China's yuan moves broadly consistent with fundamentals - state media

SHANGHAI/SINGAPORE, Aug 17 (Reuters) - China's yuan moves are broadly consistent with short-term economic fundamentals as well as the market's demand and supply dynamics, a state-owned newspaper said on late Wednesday.

The remarks by the Financial News, a newspaper backed by the People's Bank of China (PBOC), come at a time the Chinese yuan faces rising depreciation pressure.

The onshore yuan has lost about 5.5% against the U.S. dollar so far this year and is one of the worst performing Asian currencies in 2023, pressured by widening yield differentials with other major economies and a faltering economic recovery.
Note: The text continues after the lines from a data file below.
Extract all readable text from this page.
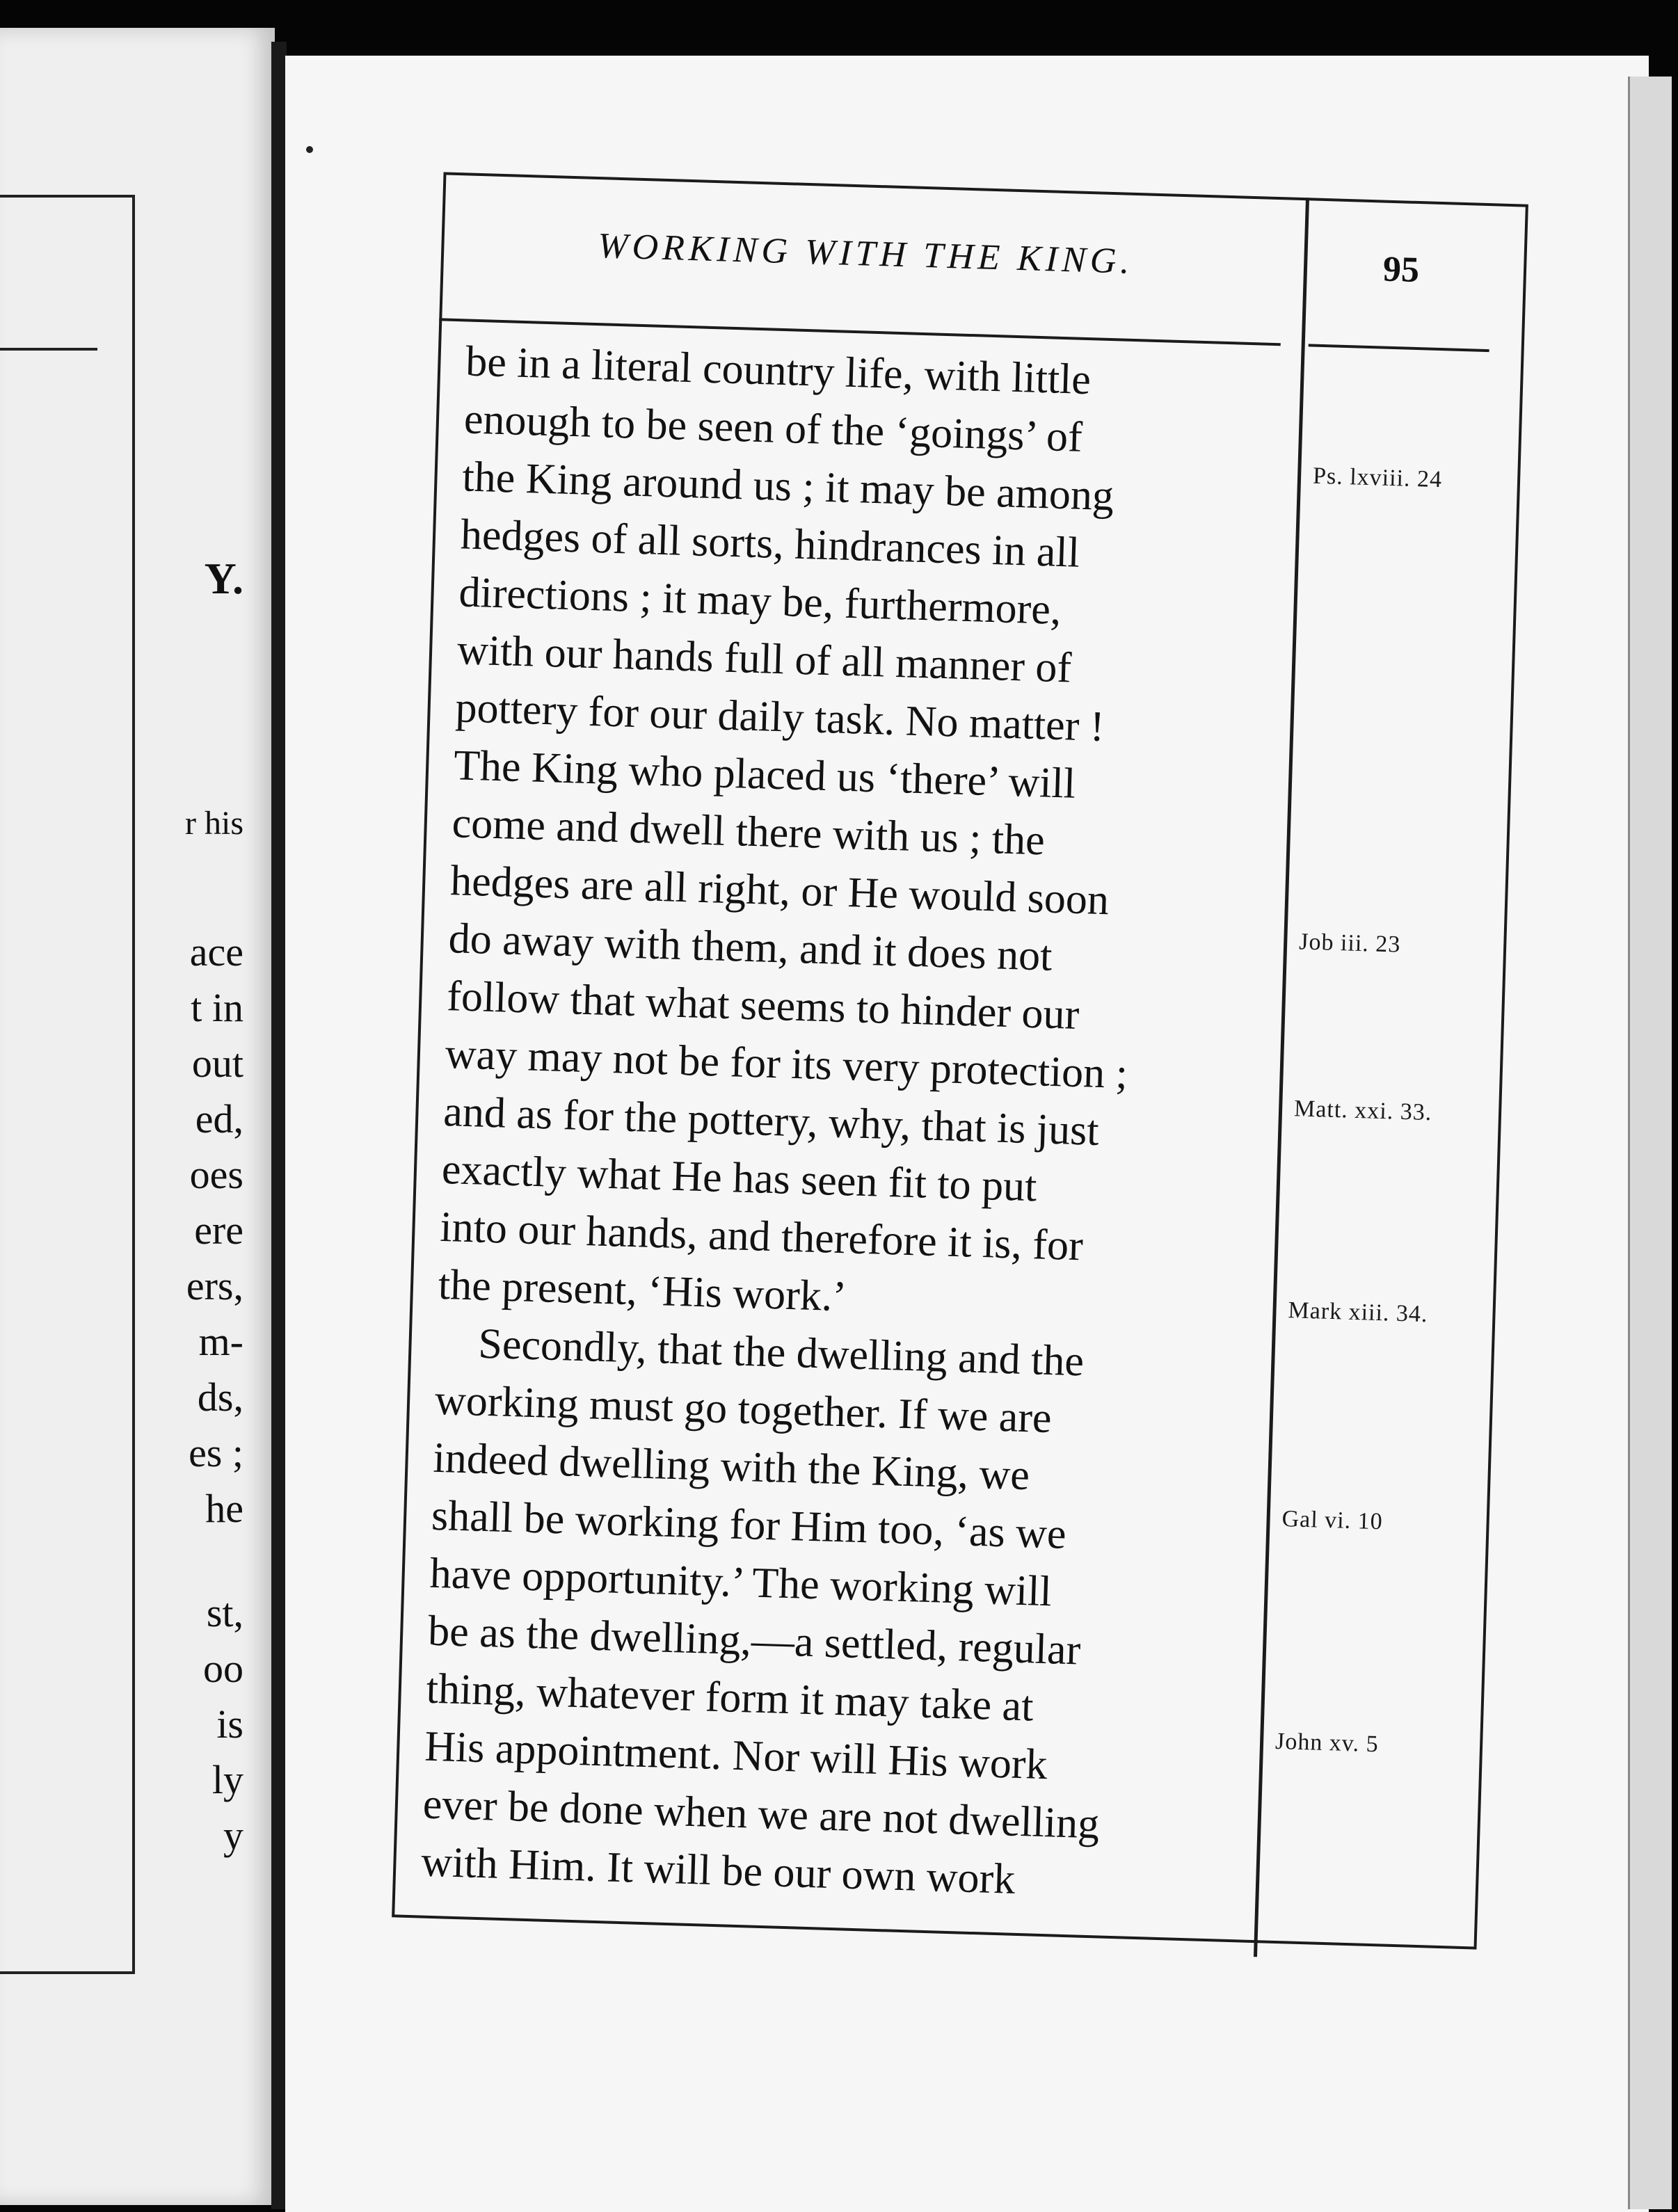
Y.
r his
ace
t in
out
ed,
oes
ere
ers,
m-
ds,
es ;
he
st,
oo
is
ly
y
WORKING WITH THE KING.	95
be in a literal country life, with little
enough to be seen of the ‘goings’ of
the King around us ; it may be among
hedges of all sorts, hindrances in all
directions ; it may be, furthermore,
with our hands full of all manner of
pottery for our daily task. No matter !
The King who placed us ‘there’ will
come and dwell there with us ; the
hedges are all right, or He would soon
do away with them, and it does not
follow that what seems to hinder our
way may not be for its very protection ;
and as for the pottery, why, that is just
exactly what He has seen fit to put
into our hands, and therefore it is, for
the present, ‘His work.’
Secondly, that the dwelling and the
working must go together. If we are
indeed dwelling with the King, we
shall be working for Him too, ‘as we
have opportunity.’ The working will
be as the dwelling,—a settled, regular
thing, whatever form it may take at
His appointment. Nor will His work
ever be done when we are not dwelling
with Him. It will be our own work
Ps. lxviii. 24
Job iii. 23
Matt. xxi. 33.
Mark xiii. 34.
Gal vi. 10
John xv. 5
"Yuan fluctuations have picked up recently, but yuan movements are relatively consistent with domestic short-term fundamentals and market supply and demand," the newspaper said citing industry experts.
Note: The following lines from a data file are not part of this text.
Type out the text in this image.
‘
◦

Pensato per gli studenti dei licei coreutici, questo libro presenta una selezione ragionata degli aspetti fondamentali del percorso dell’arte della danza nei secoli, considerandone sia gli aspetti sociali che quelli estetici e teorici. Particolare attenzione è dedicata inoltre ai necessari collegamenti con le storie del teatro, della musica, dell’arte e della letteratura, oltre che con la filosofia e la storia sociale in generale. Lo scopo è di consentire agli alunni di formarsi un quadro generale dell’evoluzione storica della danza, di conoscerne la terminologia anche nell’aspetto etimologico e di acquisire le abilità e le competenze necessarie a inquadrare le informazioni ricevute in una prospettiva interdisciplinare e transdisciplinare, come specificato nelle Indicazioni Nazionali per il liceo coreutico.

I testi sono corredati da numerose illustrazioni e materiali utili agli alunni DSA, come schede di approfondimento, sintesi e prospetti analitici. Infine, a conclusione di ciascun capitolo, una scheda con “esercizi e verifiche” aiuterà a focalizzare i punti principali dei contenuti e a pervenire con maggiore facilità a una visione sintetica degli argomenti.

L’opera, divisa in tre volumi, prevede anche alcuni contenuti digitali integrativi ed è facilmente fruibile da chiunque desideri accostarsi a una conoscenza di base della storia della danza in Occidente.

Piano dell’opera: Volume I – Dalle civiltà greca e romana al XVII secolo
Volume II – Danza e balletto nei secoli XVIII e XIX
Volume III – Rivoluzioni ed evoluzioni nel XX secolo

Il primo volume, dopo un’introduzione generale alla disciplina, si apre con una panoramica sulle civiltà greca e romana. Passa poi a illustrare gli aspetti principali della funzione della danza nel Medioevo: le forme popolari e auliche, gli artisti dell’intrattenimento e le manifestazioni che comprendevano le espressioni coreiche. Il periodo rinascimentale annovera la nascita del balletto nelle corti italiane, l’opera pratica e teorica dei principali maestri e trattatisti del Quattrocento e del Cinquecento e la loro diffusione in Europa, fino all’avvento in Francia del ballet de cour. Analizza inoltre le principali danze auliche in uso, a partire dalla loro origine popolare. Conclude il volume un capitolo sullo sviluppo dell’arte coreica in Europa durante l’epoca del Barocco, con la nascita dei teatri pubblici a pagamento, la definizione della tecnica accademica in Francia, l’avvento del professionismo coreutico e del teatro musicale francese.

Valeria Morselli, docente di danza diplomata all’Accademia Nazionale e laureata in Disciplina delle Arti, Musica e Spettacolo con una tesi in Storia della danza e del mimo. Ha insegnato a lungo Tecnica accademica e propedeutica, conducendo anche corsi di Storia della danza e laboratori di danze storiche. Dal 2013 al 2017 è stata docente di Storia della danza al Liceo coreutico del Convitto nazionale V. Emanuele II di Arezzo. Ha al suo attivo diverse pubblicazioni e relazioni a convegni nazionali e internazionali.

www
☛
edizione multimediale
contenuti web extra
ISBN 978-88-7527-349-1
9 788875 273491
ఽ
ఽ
"The market has not seen a panicked unilateral move, and recent movements are normal market volatilities."

Yield differentials between China and the U.S. widened to their highest in 16 years, as investors speculated that China's central bank would ease monetary policy further after a surprise rate cut this week, even if it puts the yuan under more pressure.

China has recently ramped up efforts to support the yuan by persistently setting stronger-than-expected midpoint fixing, with investors interpreting it as an official effort to rein in weakness.

Market watchers expect the authorities to roll out more policy measures if rapid yuan losses continue.

"Promoting growth remains the priority, and we expect the PBOC to follow up with more measures to slow the depreciation trend in the next few weeks," analysts at Goldman Sachs said in a note this week.

They said such measure could include more significant counter-cyclical factors in the daily yuan midpoint fixing, cutting the FX deposit reserve requirement ratio, and adding FX forward sales reserve requirement.